Wednesday, 15 October 2025, 8:36 pm

    Fed chairman suggests further US rate cut


    Federal Reserve Chair Jerome Powell on Monday signaled the likelihood of further monetary policy easing, saying recent data suggest little change in inflation and employment conditions since the central bank’s last rate cut in September.

    “Based on the data that we do have, it is fair to say that the outlook for employment and inflation does not appear to have changed much since our September meeting four weeks ago,” Powell said in a speech at the National Association for Business Economics conference in Philadelphia. “Data available prior to the shutdown, however, showed the growth in the economic activity maybe, maybe on a somewhat firmer trajectory than expected.”

    The Fed lowered its benchmark interest rate last month and hinted at more cuts ahead to support a weakening U.S. economy. Powell’s latest remarks suggest the Fed remains on course for additional easing despite limited economic visibility caused by the ongoing government shutdown.
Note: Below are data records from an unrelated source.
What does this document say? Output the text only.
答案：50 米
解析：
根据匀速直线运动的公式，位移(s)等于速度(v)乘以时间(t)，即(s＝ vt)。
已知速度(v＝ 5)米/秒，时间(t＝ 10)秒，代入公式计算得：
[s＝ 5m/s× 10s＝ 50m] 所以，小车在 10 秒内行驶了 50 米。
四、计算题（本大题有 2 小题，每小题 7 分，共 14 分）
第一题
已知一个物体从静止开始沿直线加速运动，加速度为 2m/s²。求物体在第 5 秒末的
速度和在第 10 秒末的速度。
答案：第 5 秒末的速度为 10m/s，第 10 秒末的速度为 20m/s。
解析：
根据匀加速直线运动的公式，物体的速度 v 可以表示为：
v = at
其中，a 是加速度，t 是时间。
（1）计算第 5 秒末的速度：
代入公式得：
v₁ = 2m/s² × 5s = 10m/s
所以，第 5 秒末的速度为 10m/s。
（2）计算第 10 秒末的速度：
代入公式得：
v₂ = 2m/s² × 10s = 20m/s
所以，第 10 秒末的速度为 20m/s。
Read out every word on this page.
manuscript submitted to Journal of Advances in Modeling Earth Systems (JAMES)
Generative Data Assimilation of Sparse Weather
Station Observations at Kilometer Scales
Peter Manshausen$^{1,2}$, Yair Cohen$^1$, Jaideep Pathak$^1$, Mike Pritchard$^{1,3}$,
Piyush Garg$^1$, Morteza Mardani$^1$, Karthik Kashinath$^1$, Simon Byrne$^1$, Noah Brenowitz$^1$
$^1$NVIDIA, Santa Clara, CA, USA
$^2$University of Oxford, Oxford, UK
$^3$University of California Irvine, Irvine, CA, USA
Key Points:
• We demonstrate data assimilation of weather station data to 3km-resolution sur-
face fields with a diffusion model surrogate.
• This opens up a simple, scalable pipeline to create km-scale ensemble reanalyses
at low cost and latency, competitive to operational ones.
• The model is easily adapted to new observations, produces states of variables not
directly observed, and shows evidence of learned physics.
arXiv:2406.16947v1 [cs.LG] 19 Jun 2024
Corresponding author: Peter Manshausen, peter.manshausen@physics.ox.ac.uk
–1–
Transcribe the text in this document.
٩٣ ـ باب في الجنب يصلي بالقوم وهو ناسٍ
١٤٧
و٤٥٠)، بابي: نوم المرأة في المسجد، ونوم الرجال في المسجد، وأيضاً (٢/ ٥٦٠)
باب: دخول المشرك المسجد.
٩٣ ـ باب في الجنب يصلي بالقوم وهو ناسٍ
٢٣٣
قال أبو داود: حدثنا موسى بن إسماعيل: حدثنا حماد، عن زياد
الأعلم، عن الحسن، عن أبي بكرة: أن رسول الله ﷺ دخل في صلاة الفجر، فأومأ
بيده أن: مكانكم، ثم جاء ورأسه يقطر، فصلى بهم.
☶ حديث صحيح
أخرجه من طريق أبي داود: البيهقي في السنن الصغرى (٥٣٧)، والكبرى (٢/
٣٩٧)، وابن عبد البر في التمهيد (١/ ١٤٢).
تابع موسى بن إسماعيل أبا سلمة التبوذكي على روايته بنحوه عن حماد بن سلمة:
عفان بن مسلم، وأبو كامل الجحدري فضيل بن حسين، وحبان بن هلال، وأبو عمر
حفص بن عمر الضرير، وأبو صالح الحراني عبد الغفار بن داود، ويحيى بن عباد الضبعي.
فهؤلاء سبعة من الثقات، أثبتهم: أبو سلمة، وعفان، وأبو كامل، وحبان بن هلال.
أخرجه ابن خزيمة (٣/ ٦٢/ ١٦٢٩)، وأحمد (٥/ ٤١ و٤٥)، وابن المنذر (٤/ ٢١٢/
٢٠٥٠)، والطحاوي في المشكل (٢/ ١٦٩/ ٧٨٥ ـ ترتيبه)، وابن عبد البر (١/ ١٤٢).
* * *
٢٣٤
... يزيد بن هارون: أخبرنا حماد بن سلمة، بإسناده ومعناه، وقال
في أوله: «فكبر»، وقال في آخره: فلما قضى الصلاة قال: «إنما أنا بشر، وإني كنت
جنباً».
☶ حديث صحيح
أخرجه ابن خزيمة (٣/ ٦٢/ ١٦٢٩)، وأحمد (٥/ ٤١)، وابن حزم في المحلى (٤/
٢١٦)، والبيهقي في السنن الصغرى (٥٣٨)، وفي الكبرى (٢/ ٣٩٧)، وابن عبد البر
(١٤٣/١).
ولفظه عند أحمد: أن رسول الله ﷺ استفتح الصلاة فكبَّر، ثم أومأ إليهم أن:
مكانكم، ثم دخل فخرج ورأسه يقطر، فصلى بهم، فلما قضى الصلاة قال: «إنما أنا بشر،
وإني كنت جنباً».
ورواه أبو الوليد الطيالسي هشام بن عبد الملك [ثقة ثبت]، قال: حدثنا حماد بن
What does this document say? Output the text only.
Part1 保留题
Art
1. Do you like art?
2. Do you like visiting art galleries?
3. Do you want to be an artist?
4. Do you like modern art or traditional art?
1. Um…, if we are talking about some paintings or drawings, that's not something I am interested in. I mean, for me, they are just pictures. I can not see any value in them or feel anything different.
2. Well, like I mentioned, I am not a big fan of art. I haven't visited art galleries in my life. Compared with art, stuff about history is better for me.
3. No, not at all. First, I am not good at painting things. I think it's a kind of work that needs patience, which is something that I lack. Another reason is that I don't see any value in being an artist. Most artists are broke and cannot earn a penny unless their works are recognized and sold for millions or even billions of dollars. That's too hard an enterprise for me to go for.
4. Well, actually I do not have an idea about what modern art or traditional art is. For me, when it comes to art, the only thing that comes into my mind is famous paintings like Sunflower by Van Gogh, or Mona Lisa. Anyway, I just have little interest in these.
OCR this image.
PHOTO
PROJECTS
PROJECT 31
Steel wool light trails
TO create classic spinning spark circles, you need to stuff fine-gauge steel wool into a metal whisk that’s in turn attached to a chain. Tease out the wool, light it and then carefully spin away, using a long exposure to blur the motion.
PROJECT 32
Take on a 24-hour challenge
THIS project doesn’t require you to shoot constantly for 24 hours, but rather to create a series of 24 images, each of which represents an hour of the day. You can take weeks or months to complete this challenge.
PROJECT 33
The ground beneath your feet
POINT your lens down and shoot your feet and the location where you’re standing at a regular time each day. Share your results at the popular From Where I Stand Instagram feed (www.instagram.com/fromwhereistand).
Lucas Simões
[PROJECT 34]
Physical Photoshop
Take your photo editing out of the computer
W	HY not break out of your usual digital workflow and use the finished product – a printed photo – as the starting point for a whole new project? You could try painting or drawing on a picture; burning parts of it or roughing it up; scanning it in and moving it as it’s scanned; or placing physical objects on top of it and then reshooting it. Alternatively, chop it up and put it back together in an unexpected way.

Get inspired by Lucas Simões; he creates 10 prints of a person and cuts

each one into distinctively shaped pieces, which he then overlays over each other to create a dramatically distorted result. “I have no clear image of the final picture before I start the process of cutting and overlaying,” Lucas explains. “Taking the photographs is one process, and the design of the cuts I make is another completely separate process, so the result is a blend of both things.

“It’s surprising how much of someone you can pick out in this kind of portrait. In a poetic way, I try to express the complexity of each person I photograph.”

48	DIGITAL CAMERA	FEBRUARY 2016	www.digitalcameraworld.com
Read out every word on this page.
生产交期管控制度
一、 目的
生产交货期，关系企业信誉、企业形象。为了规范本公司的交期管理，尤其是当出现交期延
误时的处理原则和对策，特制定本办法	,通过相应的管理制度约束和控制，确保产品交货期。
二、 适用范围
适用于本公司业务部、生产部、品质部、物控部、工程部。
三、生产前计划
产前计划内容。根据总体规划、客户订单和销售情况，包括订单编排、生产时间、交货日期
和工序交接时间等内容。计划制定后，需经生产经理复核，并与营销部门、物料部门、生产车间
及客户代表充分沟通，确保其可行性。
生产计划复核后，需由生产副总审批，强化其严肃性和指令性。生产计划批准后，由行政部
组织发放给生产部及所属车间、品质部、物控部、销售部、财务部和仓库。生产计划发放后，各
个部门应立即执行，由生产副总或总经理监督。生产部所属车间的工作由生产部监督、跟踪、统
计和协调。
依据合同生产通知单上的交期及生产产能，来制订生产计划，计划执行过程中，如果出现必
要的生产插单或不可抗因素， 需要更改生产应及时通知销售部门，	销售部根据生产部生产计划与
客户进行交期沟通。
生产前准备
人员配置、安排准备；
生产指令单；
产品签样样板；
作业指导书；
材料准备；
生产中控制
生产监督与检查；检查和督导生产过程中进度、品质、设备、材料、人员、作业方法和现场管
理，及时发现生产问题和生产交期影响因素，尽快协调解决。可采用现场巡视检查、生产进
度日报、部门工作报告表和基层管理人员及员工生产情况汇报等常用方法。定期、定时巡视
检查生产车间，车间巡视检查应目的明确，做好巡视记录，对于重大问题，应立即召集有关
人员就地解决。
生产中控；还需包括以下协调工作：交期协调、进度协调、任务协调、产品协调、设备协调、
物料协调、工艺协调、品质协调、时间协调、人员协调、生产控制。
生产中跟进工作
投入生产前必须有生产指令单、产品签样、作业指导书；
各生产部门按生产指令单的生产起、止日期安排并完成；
    The shutdown, which began October 1, has shuttered federal agencies that provide key economic data, including the Bureau of Labor Statistics. As a result, the Fed has been forced to rely on alternative sources—private-sector data, internal surveys, and other non-government indicators.

    One major exception is the Consumer Price Index for September, still scheduled for release on October 24.

    Powell and his colleagues are navigating a delicate policy environment: weighing the need to cut rates to support job growth against the risk of higher inflation, in part driven by tariffs and trade uncertainty.

    For consumers, more Fed easing could mean lower borrowing costs across mortgages, car loans, and credit cards—but also slimmer yields on savings products like CDs and high-interest accounts.